In 2001 and 2007 the Intergovernmental Panel on Climate Change (IPCC) (and here) estimated that the world would warm at a rate of 0.2 deg C per decade in the future due to greenhouse gas forcing. Since those predictions were made it has become clear that the world has not been warming at that rate. Some scientists retrospectively revised their forecasts saying that the 0.2 deg C figure is an average one. Larger or smaller rates of warming are possible as short-term variations.
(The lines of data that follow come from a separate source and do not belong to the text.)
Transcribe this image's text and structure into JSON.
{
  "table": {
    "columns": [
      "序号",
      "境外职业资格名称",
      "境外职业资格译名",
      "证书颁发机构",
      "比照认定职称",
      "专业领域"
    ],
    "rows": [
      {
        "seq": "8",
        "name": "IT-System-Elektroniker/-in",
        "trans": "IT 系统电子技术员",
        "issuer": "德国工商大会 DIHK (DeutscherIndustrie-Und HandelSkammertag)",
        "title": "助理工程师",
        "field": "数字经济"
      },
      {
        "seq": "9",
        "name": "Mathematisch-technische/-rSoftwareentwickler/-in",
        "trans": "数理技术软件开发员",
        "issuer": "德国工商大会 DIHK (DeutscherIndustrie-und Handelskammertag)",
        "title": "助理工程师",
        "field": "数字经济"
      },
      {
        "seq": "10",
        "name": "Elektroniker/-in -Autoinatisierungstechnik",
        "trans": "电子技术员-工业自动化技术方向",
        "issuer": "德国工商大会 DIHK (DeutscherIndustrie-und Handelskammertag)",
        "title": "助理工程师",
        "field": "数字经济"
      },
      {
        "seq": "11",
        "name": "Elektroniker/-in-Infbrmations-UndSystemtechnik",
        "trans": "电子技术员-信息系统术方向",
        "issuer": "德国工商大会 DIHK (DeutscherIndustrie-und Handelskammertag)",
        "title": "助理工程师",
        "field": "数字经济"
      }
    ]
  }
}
Global warming simulations, some carried out by the UK Met Office (here, here and here), have been able to reproduce “standstills” in global warming of a decade or so while still maintaining the long-term 0.2 deg C per decade average. These decadal standstills occur about once every eight decades. However, such climate simulations have not been able to reproduce a 15-year standstill:
“Near-zero and even negative trends are common for intervals of a decade or less in the simulations, due to the model’s internal climate variability. The simulations rule out (at the 95% level) zero trends for intervals of 15 yr or more, suggesting that an observed absence of warming of this duration is needed to create a discrepancy with the expected present-day warming rate" (NOAA 2008).
We also note a comment in an email sent by Professor Phil Jones of the University of East Anglia Climatic Research Unit: “Bottom line – the no upward trend has to continue for a total of 15 years before we get worried.”